Excerpts from Fox News:
  • [Dr.] Frieden added that while it is possible that someone who had contact with the patient could develop Ebola in the coming weeks, he has no doubt the infection will be contained. At this point, he said, there is zero risk of transmission to anyone on the flight with the patient because he was not showing any symptoms at the time of travel.
  • Dr. Edward Goodman, epidemiologist at Texas Health Presbyterian Hospital Dallas said the hospital has had a plan in place for some time now in the event that a traveler brought Ebola to the United States, noting that the team had a crisis preparedness meeting a week before the patient arrived at their facility.
  • Texas Health Presbyterian Hospital of Dallas officials said in a statement Monday that an unnamed patient was being tested for Ebola and had been placed in "strict isolation" due to the patient's symptoms and recent travel history, and that the facility was taking measures to keep its doctors, staff and patients safe....

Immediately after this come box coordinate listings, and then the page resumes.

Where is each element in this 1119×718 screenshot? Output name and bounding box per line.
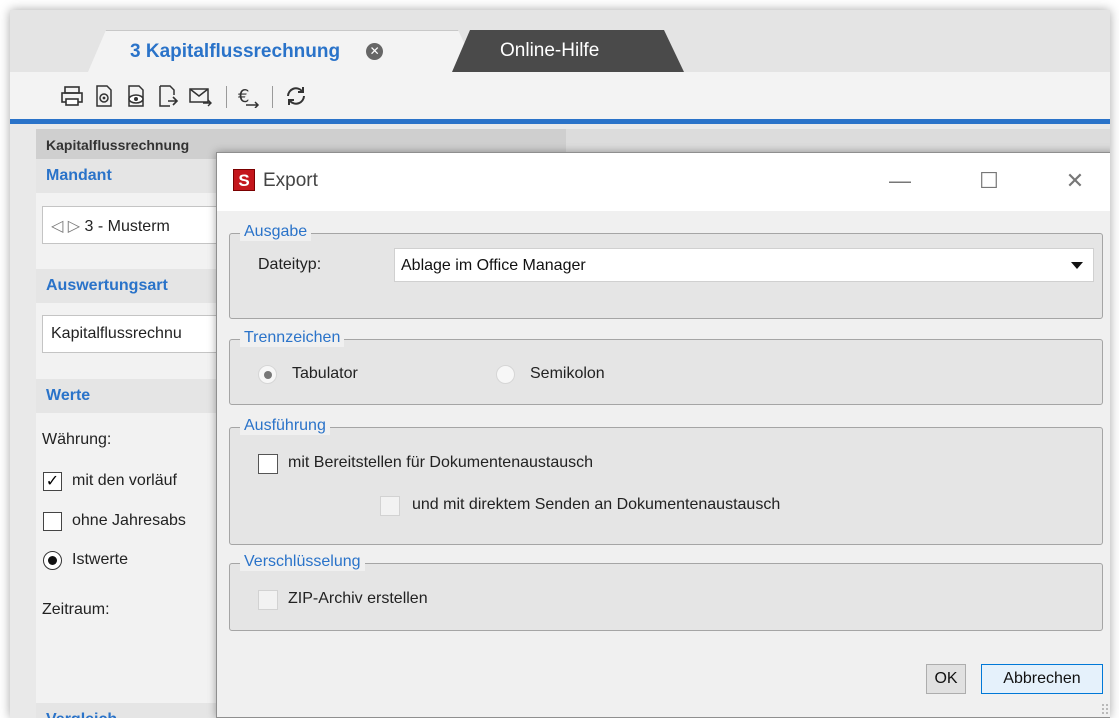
currency-icon[interactable]: € [236, 84, 260, 108]
radio-istwerte-label: Istwerte [72, 551, 129, 568]
radio-semikolon-label: Semikolon [530, 365, 605, 382]
export-dialog: S Export — ☐ ✕ Ausgabe Dateityp: Ablage … [216, 152, 1110, 718]
app-logo-icon: S [233, 169, 255, 191]
refresh-icon[interactable] [284, 84, 308, 108]
checkbox-zip-label: ZIP-Archiv erstellen [288, 590, 428, 607]
section-vergleich[interactable]: Vergleich [36, 703, 236, 718]
checkbox-vorlaeufig-label: mit den vorläuf [72, 472, 177, 489]
waehrung-label: Währung: [42, 431, 112, 448]
dateityp-dropdown[interactable]: Ablage im Office Manager [394, 248, 1094, 282]
preview-icon[interactable] [124, 84, 148, 108]
tab-label: 3 Kapitalflussrechnung [130, 40, 341, 62]
dateityp-value: Ablage im Office Manager [401, 257, 586, 274]
tab-online-hilfe[interactable]: Online-Hilfe [452, 30, 684, 72]
dateityp-label: Dateityp: [258, 256, 322, 273]
checkbox-senden[interactable] [380, 496, 400, 516]
checkbox-senden-label: und mit direktem Senden an Dokumentenaus… [412, 496, 781, 513]
checkbox-bereitstellen-label: mit Bereitstellen für Dokumentenaustausc… [288, 454, 594, 471]
group-ausgabe-legend: Ausgabe [240, 223, 312, 241]
group-verschluesselung-legend: Verschlüsselung [240, 553, 365, 571]
section-mandant[interactable]: Mandant [36, 159, 236, 193]
section-auswertungsart[interactable]: Auswertungsart [36, 269, 236, 303]
cancel-button[interactable]: Abbrechen [981, 664, 1103, 694]
chevron-down-icon[interactable] [1071, 262, 1083, 269]
group-ausgabe: Ausgabe Dateityp: Ablage im Office Manag… [229, 223, 1103, 319]
radio-semikolon[interactable] [496, 365, 515, 384]
minimize-icon[interactable]: — [885, 167, 915, 195]
tab-kapitalflussrechnung[interactable]: 3 Kapitalflussrechnung ✕ [88, 30, 478, 72]
print-settings-icon[interactable] [92, 84, 116, 108]
svg-text:€: € [238, 86, 249, 107]
toolbar-separator [272, 86, 273, 108]
radio-tabulator-label: Tabulator [292, 365, 358, 382]
radio-tabulator[interactable] [258, 365, 277, 384]
checkbox-zip[interactable] [258, 590, 278, 610]
group-trennzeichen: Trennzeichen Tabulator Semikolon [229, 329, 1103, 405]
group-ausfuehrung: Ausführung mit Bereitstellen für Dokumen… [229, 417, 1103, 545]
nav-arrows-icon[interactable]: ◁ ▷ [51, 218, 85, 235]
group-verschluesselung: Verschlüsselung ZIP-Archiv erstellen [229, 553, 1103, 631]
dialog-titlebar: S Export — ☐ ✕ [217, 153, 1110, 211]
tab-label: Online-Hilfe [500, 40, 600, 61]
export-icon[interactable] [156, 84, 180, 108]
checkbox-bereitstellen[interactable] [258, 454, 278, 474]
radio-istwerte[interactable] [43, 551, 62, 570]
group-ausfuehrung-legend: Ausführung [240, 417, 330, 435]
toolbar-separator [226, 86, 227, 108]
group-trennzeichen-legend: Trennzeichen [240, 329, 345, 347]
maximize-icon[interactable]: ☐ [974, 167, 1004, 195]
email-icon[interactable] [188, 84, 212, 108]
resize-grip-icon[interactable] [1101, 703, 1110, 715]
zeitraum-label: Zeitraum: [42, 601, 110, 618]
checkbox-jahresabs[interactable] [43, 512, 62, 531]
mandant-value: 3 - Musterm [84, 218, 170, 235]
toolbar: € [10, 72, 1110, 124]
checkbox-vorlaeufig[interactable]: ✓ [43, 472, 62, 491]
application-window: 3 Kapitalflussrechnung ✕ Online-Hilfe € … [10, 10, 1110, 718]
close-icon[interactable]: ✕ [1060, 167, 1090, 195]
section-werte[interactable]: Werte [36, 379, 236, 413]
tab-bar: 3 Kapitalflussrechnung ✕ Online-Hilfe [10, 10, 1110, 72]
print-icon[interactable] [60, 84, 84, 108]
dialog-title: Export [263, 170, 318, 191]
close-tab-icon[interactable]: ✕ [366, 43, 384, 60]
ok-button[interactable]: OK [926, 664, 966, 694]
checkbox-jahresabs-label: ohne Jahresabs [72, 512, 186, 529]
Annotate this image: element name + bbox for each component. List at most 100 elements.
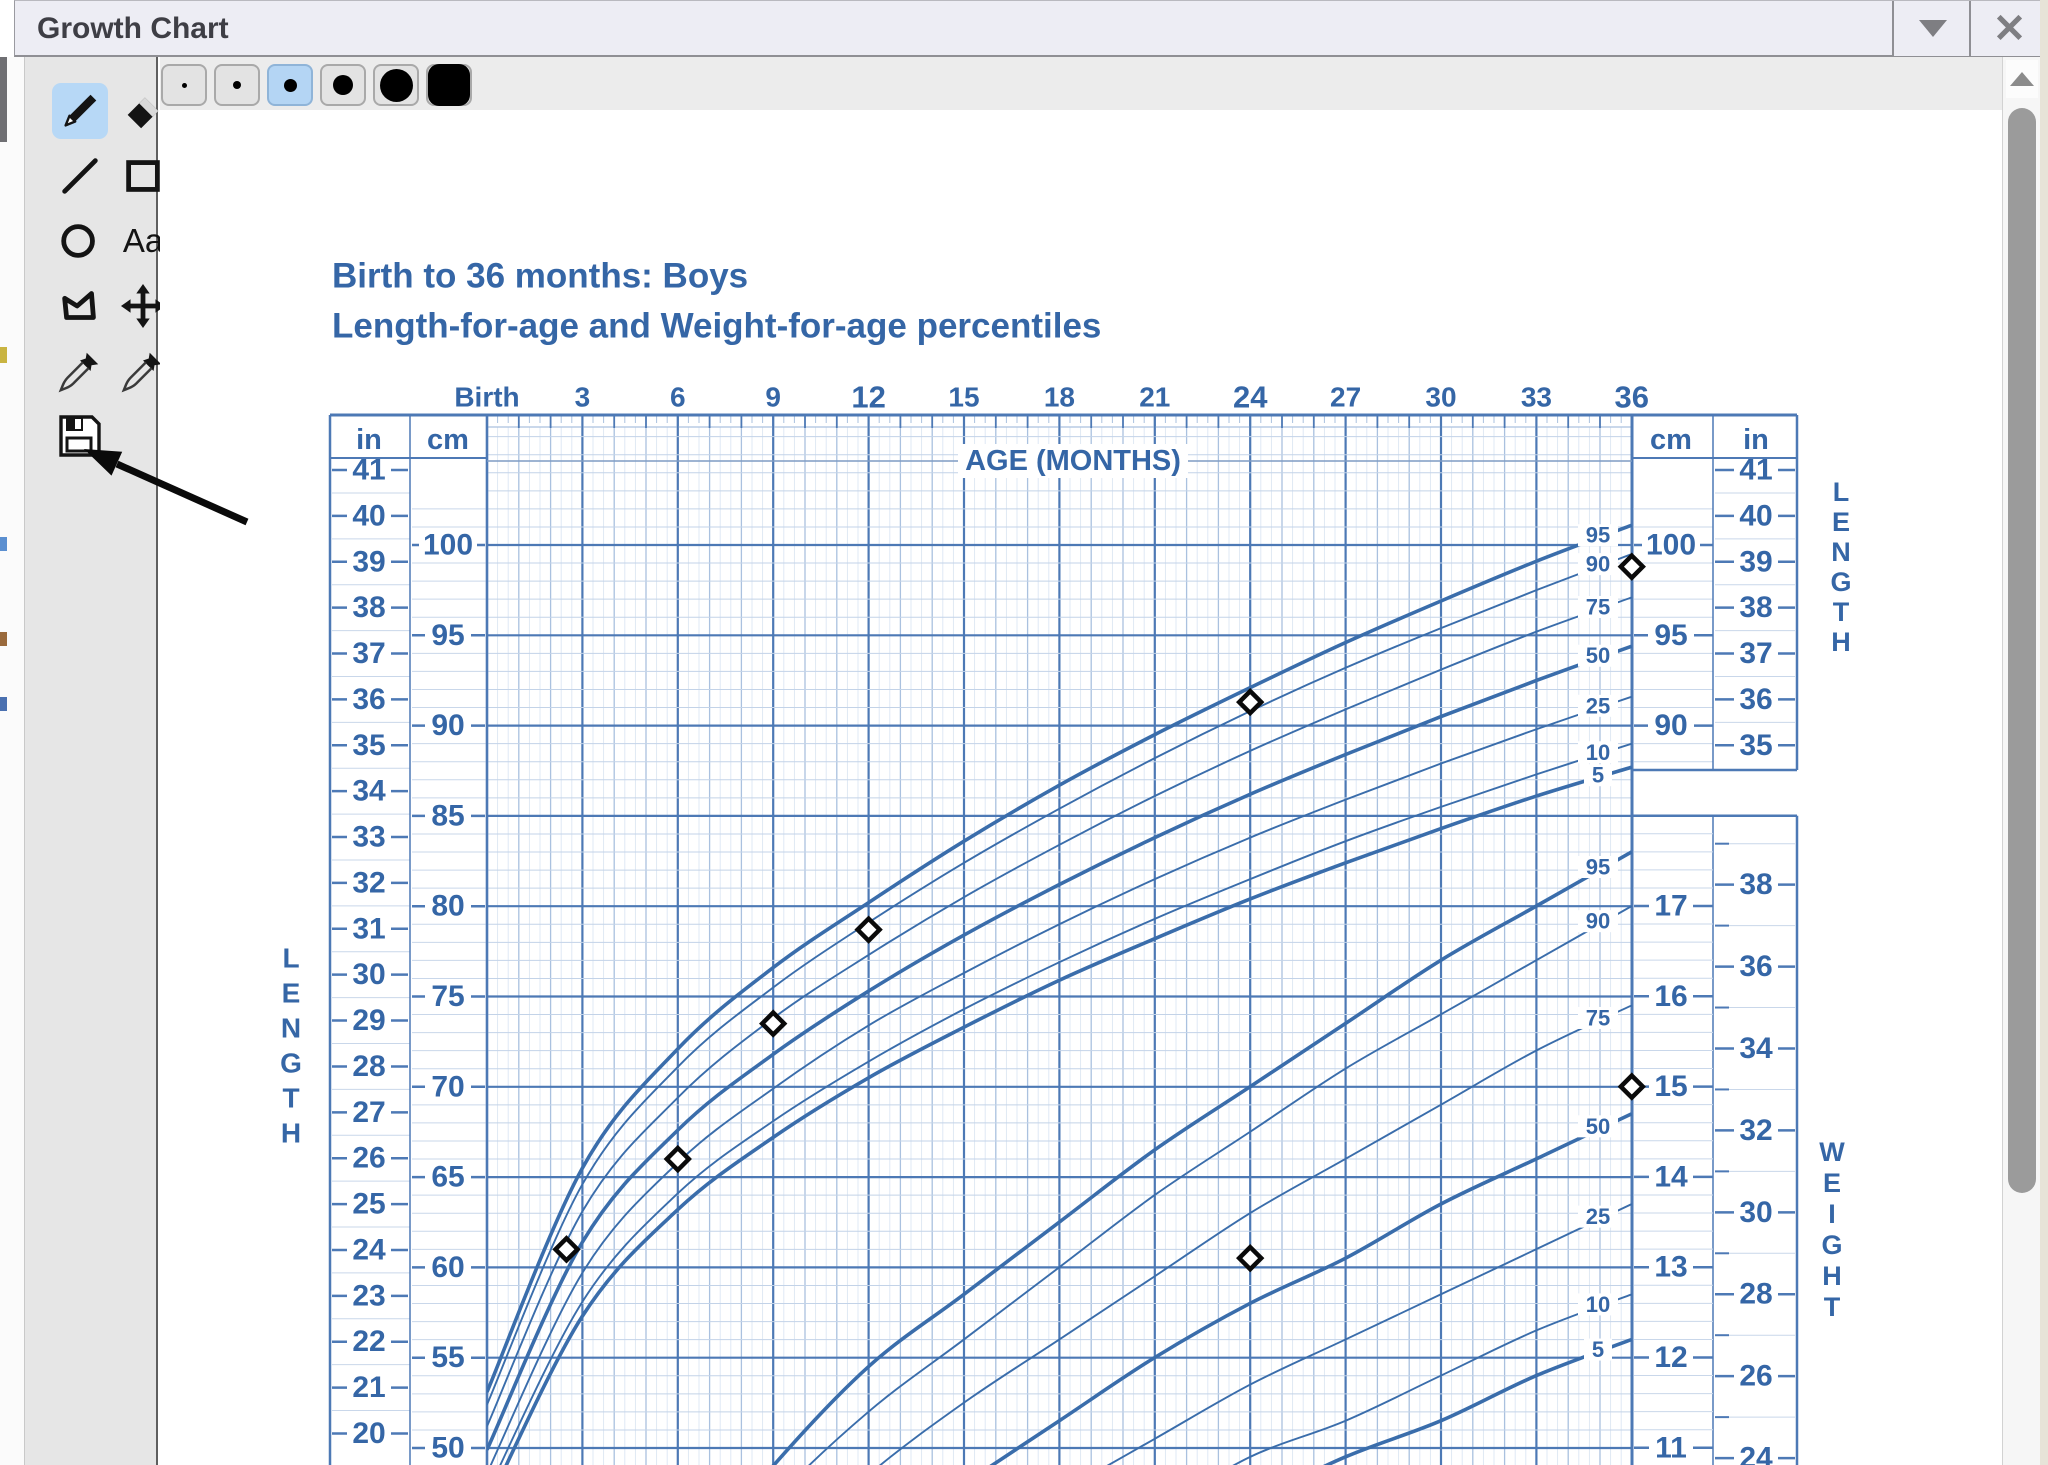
svg-text:75: 75 (1586, 594, 1610, 619)
svg-text:L: L (1833, 477, 1850, 507)
tool-pencil[interactable] (52, 83, 108, 139)
svg-text:22: 22 (352, 1325, 385, 1358)
svg-text:70: 70 (431, 1070, 464, 1103)
svg-text:38: 38 (1739, 868, 1772, 901)
svg-text:9: 9 (765, 382, 781, 413)
svg-text:6: 6 (670, 382, 686, 413)
svg-text:34: 34 (1739, 1032, 1773, 1065)
svg-text:90: 90 (1586, 552, 1610, 577)
background-window-edge (2040, 0, 2048, 1465)
patient-points (556, 556, 1643, 1269)
svg-text:33: 33 (1521, 382, 1552, 413)
svg-text:27: 27 (1330, 382, 1361, 413)
svg-text:H: H (281, 1118, 301, 1149)
svg-text:T: T (1824, 1292, 1841, 1322)
svg-text:100: 100 (423, 529, 473, 562)
svg-text:29: 29 (352, 1004, 385, 1037)
chevron-down-icon (1919, 20, 1947, 37)
svg-text:80: 80 (431, 890, 464, 923)
left-axis: 4140393837363534333231302928272625242322… (330, 454, 487, 1465)
save-icon (56, 412, 104, 460)
svg-text:95: 95 (1586, 854, 1610, 879)
polygon-icon (57, 283, 103, 329)
svg-text:Birth: Birth (454, 382, 519, 413)
svg-text:60: 60 (431, 1251, 464, 1284)
right-weight-panel: 171615141312113836343230282624 (1632, 816, 1797, 1465)
paint-canvas[interactable]: Birth to 36 months: BoysLength-for-age a… (160, 57, 2002, 1465)
right-length-panel: 100959041403938373635cmin (1632, 415, 1797, 770)
svg-text:95: 95 (1586, 523, 1610, 548)
close-icon: ✕ (1993, 9, 2027, 49)
vertical-scrollbar[interactable] (2002, 57, 2040, 1465)
svg-text:cm: cm (427, 424, 469, 456)
svg-text:39: 39 (352, 545, 385, 578)
svg-text:40: 40 (352, 499, 385, 532)
grid (487, 415, 1632, 1465)
x-axis: Birth369121518212427303336AGE (MONTHS) (454, 380, 1649, 479)
scroll-up-button[interactable] (2006, 60, 2038, 98)
svg-text:cm: cm (1650, 424, 1692, 456)
svg-text:10: 10 (1586, 740, 1610, 765)
background-fragment (0, 632, 7, 646)
background-fragment (0, 57, 7, 142)
svg-text:26: 26 (1739, 1360, 1772, 1393)
svg-text:32: 32 (1739, 1114, 1772, 1147)
ellipse-icon (57, 218, 103, 264)
svg-text:28: 28 (1739, 1278, 1772, 1311)
svg-text:14: 14 (1654, 1160, 1688, 1193)
svg-text:16: 16 (1654, 980, 1687, 1013)
svg-text:36: 36 (1739, 683, 1772, 716)
svg-text:T: T (1833, 597, 1850, 627)
svg-text:25: 25 (352, 1188, 385, 1221)
svg-text:17: 17 (1654, 890, 1687, 923)
svg-text:33: 33 (352, 821, 385, 854)
svg-text:50: 50 (1586, 1114, 1610, 1139)
svg-text:34: 34 (352, 775, 386, 808)
window-title: Growth Chart (37, 1, 229, 56)
svg-text:25: 25 (1586, 1204, 1610, 1229)
svg-text:24: 24 (1233, 380, 1268, 415)
svg-text:26: 26 (352, 1142, 385, 1175)
tool-eyedropper-1[interactable] (52, 343, 108, 399)
shade-button[interactable] (1892, 1, 1971, 56)
svg-text:25: 25 (1586, 693, 1610, 718)
svg-text:37: 37 (1739, 637, 1772, 670)
svg-text:in: in (356, 424, 382, 456)
background-fragment (0, 697, 7, 711)
svg-text:N: N (1831, 537, 1851, 567)
svg-text:10: 10 (1586, 1292, 1610, 1317)
titlebar[interactable]: Growth Chart ✕ (14, 0, 2048, 57)
tool-save[interactable] (52, 408, 108, 464)
svg-text:90: 90 (431, 709, 464, 742)
svg-text:N: N (281, 1013, 301, 1044)
svg-text:21: 21 (352, 1371, 385, 1404)
svg-text:G: G (1821, 1230, 1842, 1260)
svg-text:24: 24 (352, 1233, 386, 1266)
svg-text:E: E (1832, 507, 1850, 537)
svg-text:36: 36 (352, 683, 385, 716)
svg-text:27: 27 (352, 1096, 385, 1129)
svg-text:AGE (MONTHS): AGE (MONTHS) (965, 445, 1181, 477)
svg-text:36: 36 (1739, 950, 1772, 983)
svg-text:12: 12 (1654, 1341, 1687, 1374)
svg-text:15: 15 (948, 382, 979, 413)
svg-text:35: 35 (352, 729, 385, 762)
background-fragment (0, 347, 7, 363)
svg-text:3: 3 (575, 382, 591, 413)
svg-text:5: 5 (1592, 1337, 1604, 1362)
svg-text:30: 30 (1739, 1196, 1772, 1229)
svg-text:21: 21 (1139, 382, 1170, 413)
svg-text:18: 18 (1044, 382, 1075, 413)
svg-text:95: 95 (431, 619, 464, 652)
svg-text:50: 50 (431, 1432, 464, 1465)
svg-text:Length-for-age and Weight-for-: Length-for-age and Weight-for-age percen… (332, 307, 1101, 346)
tool-polygon[interactable] (52, 278, 108, 334)
growth-chart: Birth to 36 months: BoysLength-for-age a… (160, 57, 2002, 1465)
svg-text:50: 50 (1586, 643, 1610, 668)
svg-text:E: E (282, 978, 301, 1009)
tool-ellipse[interactable] (52, 213, 108, 269)
close-button[interactable]: ✕ (1969, 1, 2048, 56)
scrollbar-thumb[interactable] (2008, 108, 2036, 1193)
pencil-icon (57, 88, 103, 134)
tool-line[interactable] (52, 148, 108, 204)
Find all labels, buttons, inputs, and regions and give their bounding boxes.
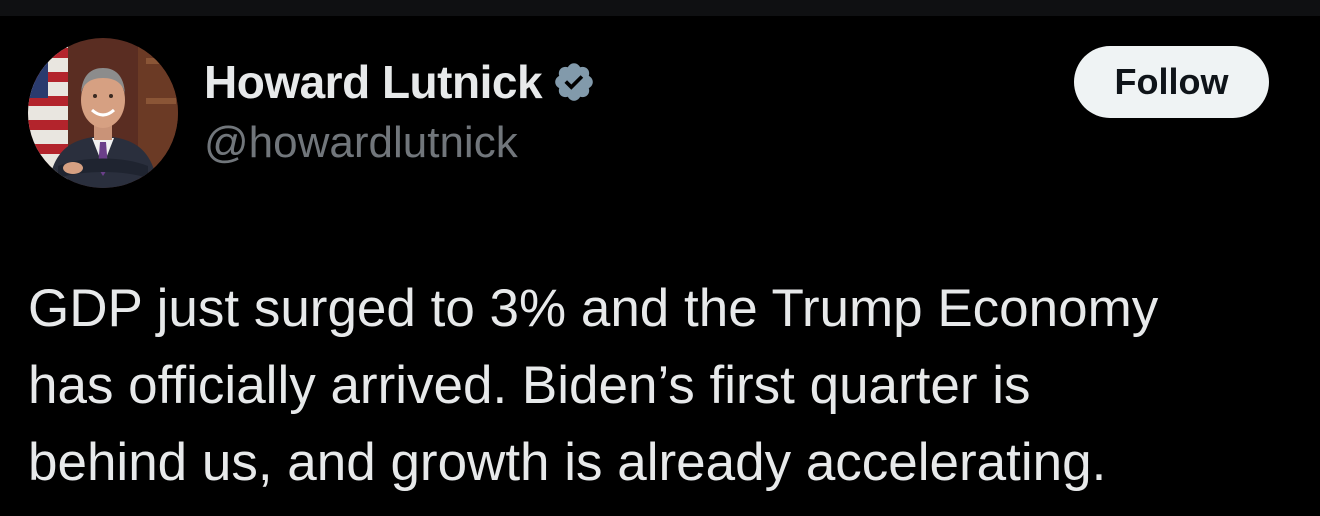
tweet-text: GDP just surged to 3% and the Trump Econ… bbox=[28, 270, 1298, 501]
verified-badge-icon bbox=[552, 60, 596, 104]
tweet-text-line: has officially arrived. Biden’s first qu… bbox=[28, 356, 1031, 415]
author-display-name[interactable]: Howard Lutnick bbox=[204, 55, 543, 109]
follow-button[interactable]: Follow bbox=[1074, 46, 1269, 118]
author-name-row: Howard Lutnick bbox=[204, 54, 596, 110]
tweet-text-line: behind us, and growth is already acceler… bbox=[28, 433, 1107, 492]
avatar[interactable] bbox=[28, 38, 178, 188]
avatar-portrait-icon bbox=[28, 38, 178, 188]
author-handle[interactable]: @howardlutnick bbox=[204, 118, 518, 168]
tweet-text-line: GDP just surged to 3% and the Trump Econ… bbox=[28, 279, 1159, 338]
top-edge-strip bbox=[0, 0, 1320, 16]
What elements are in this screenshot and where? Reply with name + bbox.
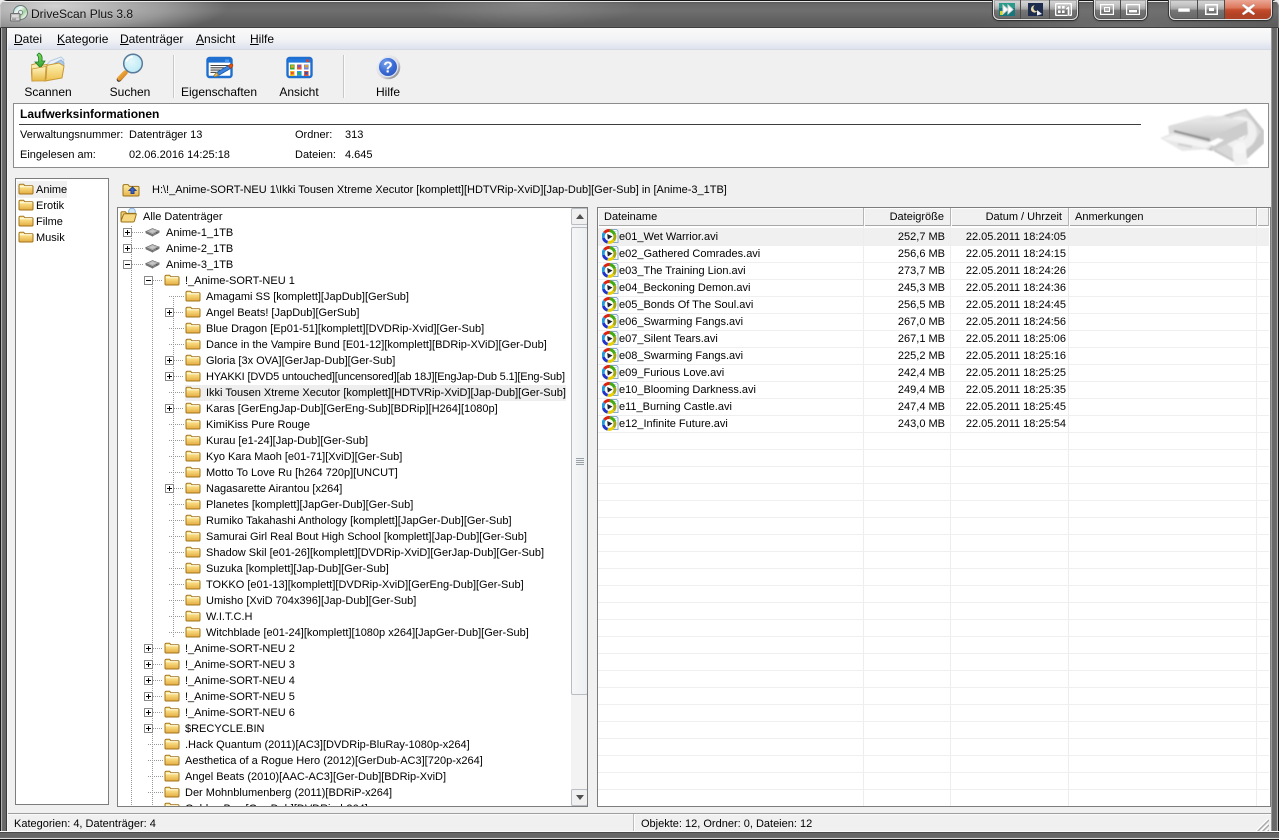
- svg-text:?: ?: [383, 60, 392, 77]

  • People boarding planes in the outbreak zone are checked for fever, but symptoms can begin up to 21 days after exposure. Ebola isn't contagious until symptoms begin, and it takes close contact with bodily fluids to spread.

As the Ebola outbreak grew more rapidly than expected last summer, U.S. health officials began preparing "for the possibility that an individual traveler could unknowingly arrive with the infection. Health authorities have advised hospitals on how to prevent the virus from spreading within their facilities," reports ABC7 Chicago. "People boarding planes in the outbreak zone are checked for fever, but that does not guarantee that an infected person won't get through. Ebola is not contagious until symptoms begin, and it takes close contact with bodily fluids to spread."

The Centers for Disease Control calls this the "first imported case of Ebola diagnosed in the United States." CDC notes that over the past 10 years "the United States had 5 imported cases of Viral Hemorrhagic Fever (VHF) diseases similar to Ebola (1 Marburg, 4 Lassa). None resulted in any transmission in the United States."